I had my first real friendship ghosting situation in my mid-twenties. Sure, I had already experienced plenty of mutual partings due to “growing apart.” But in this new friendship, a relationship I thought was healthy and fine did a complete 180- degree turn. My friend kept putting off my invitations to hang out, then ignored my calls, and finally sent me a text saying, “Wish you the best.” I had done something that hurt her feelings through a misunderstood text message, but her refusal to talk through things and reconcile was just as painful. I had enjoyed this friendship so much and invested a lot of time, and I still really liked this girl despite her callous behavior.
The friendship was clearly over, but without an actual, clear conversation, the vague conclusion was difficult to process. I spent many nights crying into my pillow. I called the friend to ask if we could please speak in person, but it wasn’t until many months later when I ran into her at a party that we had an opportunity to talk. We apologized for how we handled the situation and walked away with some peace. We respected what our friendship had been and would have genuine friendliness when we ran across each other in the future, but it was unlikely we would reestablish a friendship.
This may seem like a sad ending to the story, but I discovered that ultimately it was a rich opportunity to see God’s reconciliation at work. I was prayerful in this time, asking God to give me humility to hear where I fell short and to help me forgive my friend’s mistakes. I trusted God to work in both of our hearts even though we weren’t talking. I walked away from our last conversation with so much peace and praise, despite the outcome, because I knew God was part of it all. I had done my best to respect myself and my friend and honor God through the experience.
When we’re tempted to silently withdraw instead of addressing a friendship issue, here are some thoughts from God’s Word to comfort us:
If your [sister] sins against you, go and tell [her her] fault, between you and [her] alone. If [she] listens to you, you have gained your [sister].
Repay no one evil for evil, but give thought to do what is honorable in the sight of all. If possible, so far as it depends on you, live peaceably with all.

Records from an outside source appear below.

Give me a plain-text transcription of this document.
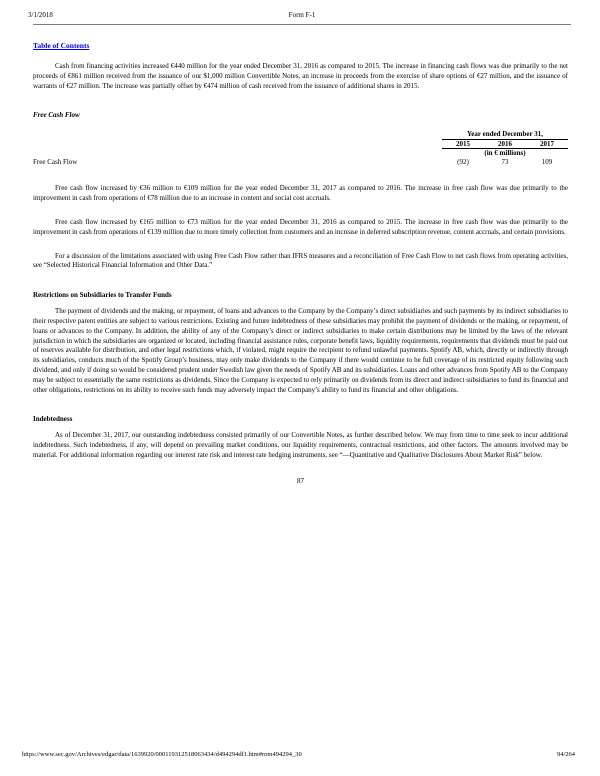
3/1/2018	Form F-1
Table of Contents

Cash from financing activities increased €440 million for the year ended December 31, 2016 as compared to 2015. The increase in financing cash flows was due primarily to the net proceeds of €861 million received from the issuance of our $1,000 million Convertible Notes, an increase in proceeds from the exercise of share options of €27 million, and the issuance of warrants of €27 million. The increase was partially offset by €474 million of cash received from the issuance of additional shares in 2015.

Free Cash Flow
	Year ended December 31,		
	2015	2016	2017
	(in € millions)		
Free Cash Flow	(92)	73	109

Free cash flow increased by €36 million to €109 million for the year ended December 31, 2017 as compared to 2016. The increase in free cash flow was due primarily to the improvement in cash from operations of €78 million due to an increase in content and social cost accruals.

Free cash flow increased by €165 million to €73 million for the year ended December 31, 2016 as compared to 2015. The increase in free cash flow was due primarily to the improvement in cash from operations of €139 million due to more timely collection from customers and an increase in deferred subscription revenue, content accruals, and certain provisions.

For a discussion of the limitations associated with using Free Cash Flow rather than IFRS measures and a reconciliation of Free Cash Flow to net cash flows from operating activities, see “Selected Historical Financial Information and Other Data.”

Restrictions on Subsidiaries to Transfer Funds

The payment of dividends and the making, or repayment, of loans and advances to the Company by the Company’s direct subsidiaries and such payments by its indirect subsidiaries to their respective parent entities are subject to various restrictions. Existing and future indebtedness of these subsidiaries may prohibit the payment of dividends or the making, or repayment, of loans or advances to the Company. In addition, the ability of any of the Company’s direct or indirect subsidiaries to make certain distributions may be limited by the laws of the relevant jurisdiction in which the subsidiaries are organized or located, including financial assistance rules, corporate benefit laws, liquidity requirements, requirements that dividends must be paid out of reserves available for distribution, and other legal restrictions which, if violated, might require the recipient to refund unlawful payments. Spotify AB, which, directly or indirectly through its subsidiaries, conducts much of the Spotify Group’s business, may only make dividends to the Company if there would continue to be full coverage of its restricted equity following such dividend, and only if doing so would be considered prudent under Swedish law given the needs of Spotify AB and its subsidiaries. Loans and other advances from Spotify AB to the Company may be subject to essentially the same restrictions as dividends. Since the Company is expected to rely primarily on dividends from its direct and indirect subsidiaries to fund its financial and other obligations, restrictions on its ability to receive such funds may adversely impact the Company’s ability to fund its financial and other obligations.

Indebtedness

As of December 31, 2017, our outstanding indebtedness consisted primarily of our Convertible Notes, as further described below. We may from time to time seek to incur additional indebtedness. Such indebtedness, if any, will depend on prevailing market conditions, our liquidity requirements, contractual restrictions, and other factors. The amounts involved may be material. For additional information regarding our interest rate risk and interest rate hedging instruments, see “—Quantitative and Qualitative Disclosures About Market Risk” below.

87
https://www.sec.gov/Archives/edgar/data/1639920/000119312518063434/d494294df1.htm#rom494294_30	94/264
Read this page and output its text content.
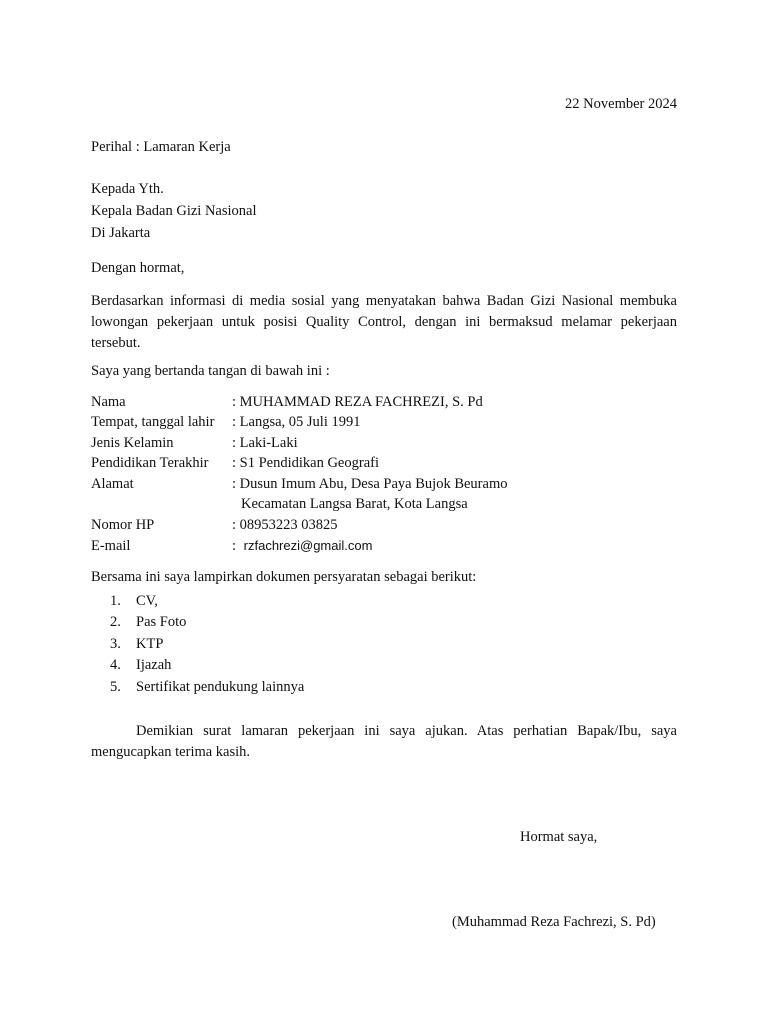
22 November 2024
Perihal : Lamaran Kerja
Kepada Yth.
Kepala Badan Gizi Nasional
Di Jakarta
Dengan hormat,
Berdasarkan informasi di media sosial yang menyatakan bahwa Badan Gizi Nasional membuka lowongan pekerjaan untuk posisi Quality Control, dengan ini bermaksud melamar pekerjaan tersebut.
Saya yang bertanda tangan di bawah ini :
Nama	: MUHAMMAD REZA FACHREZI, S. Pd
Tempat, tanggal lahir : Langsa, 05 Juli 1991
Jenis Kelamin	: Laki-Laki
Pendidikan Terakhir : S1 Pendidikan Geografi
Alamat	: Dusun Imum Abu, Desa Paya Bujok Beuramo
Kecamatan Langsa Barat, Kota Langsa
Nomor HP	: 08953223 03825
E-mail	: rzfachrezi@gmail.com
Bersama ini saya lampirkan dokumen persyaratan sebagai berikut:
1. CV,
2. Pas Foto
3. KTP
4. Ijazah
5. Sertifikat pendukung lainnya
Demikian surat lamaran pekerjaan ini saya ajukan. Atas perhatian Bapak/Ibu, saya mengucapkan terima kasih.
Hormat saya,
(Muhammad Reza Fachrezi, S. Pd)
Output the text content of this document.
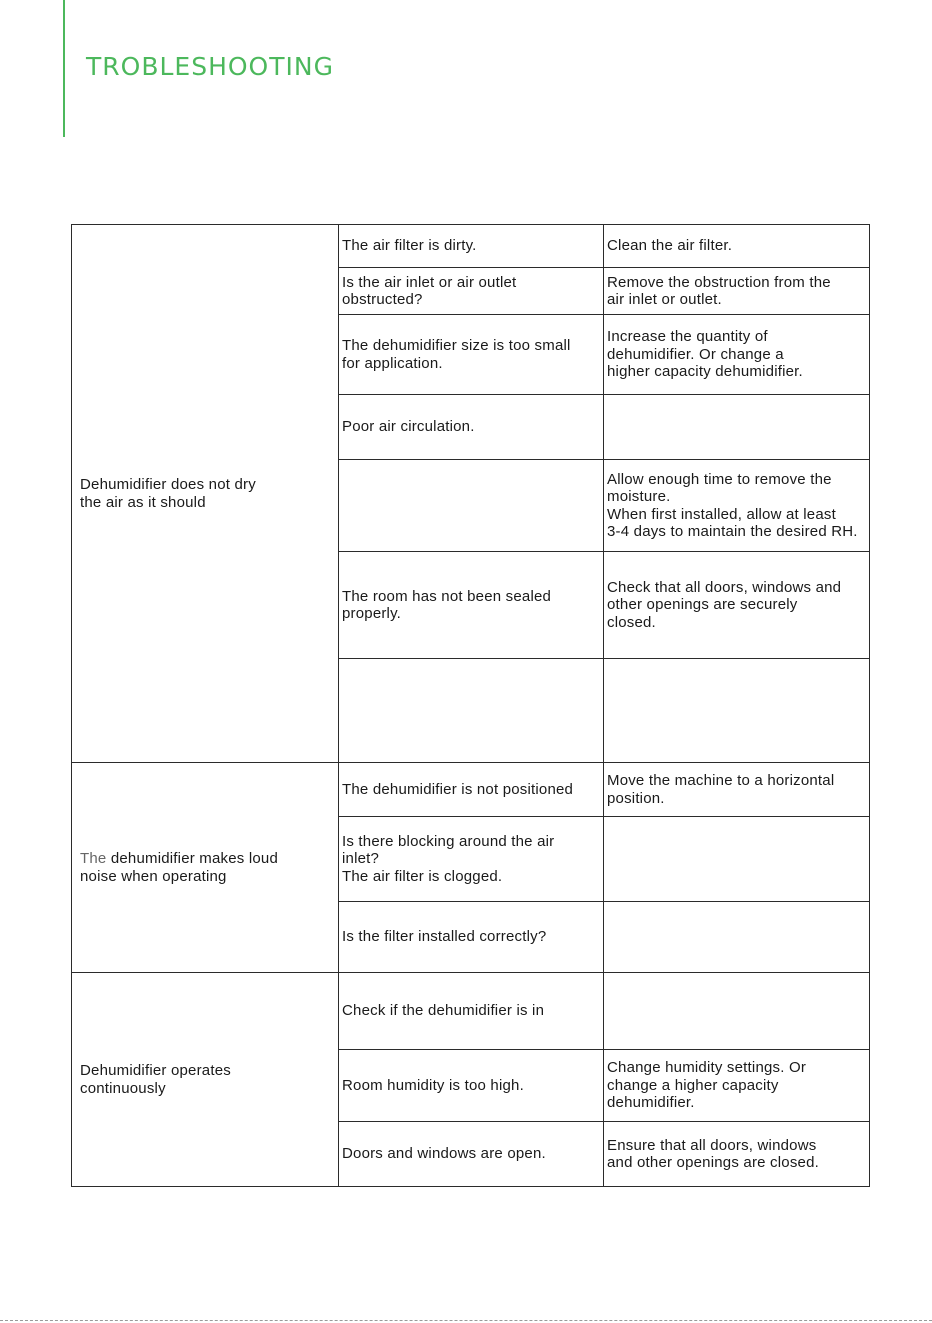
TROBLESHOOTING
Dehumidifier does not dry
the air as it should	The air filter is dirty.	Clean the air filter.
	Is the air inlet or air outlet
obstructed?	Remove the obstruction from the
air inlet or outlet.
	The dehumidifier size is too small
for application.	Increase the quantity of
dehumidifier. Or change a
higher capacity dehumidifier.
	Poor air circulation.	
		Allow enough time to remove the
moisture.
When first installed, allow at least
3-4 days to maintain the desired RH.
	The room has not been sealed
properly.	Check that all doors, windows and
other openings are securely
closed.

The dehumidifier makes loud
noise when operating	The dehumidifier is not positioned	Move the machine to a horizontal
position.
	Is there blocking around the air
inlet?
The air filter is clogged.	
	Is the filter installed correctly?	
Dehumidifier operates
continuously	Check if the dehumidifier is in	
	Room humidity is too high.	Change humidity settings. Or
change a higher capacity
dehumidifier.
	Doors and windows are open.	Ensure that all doors, windows
and other openings are closed.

Whether you are the one backing out of a friendship or you feel that a friend has stopped putting in the effort, my best advice is to talk about it. Even if the reason for your withdrawal is as innocent as being too busy for her, sometimes communicating your level of commitment to the friendship is better than not communicating about it at all. The ghosting culture has to stop. It is unbiblical and damaging. Instead, with humility, approach your friend and do everything you can to make peace with her. At that point it is on her to respond in truth and love. If she doesn’t, she will need to work that out with God, not you. You have done everything you can, and that alone will provide you the peace to begin your friend search again.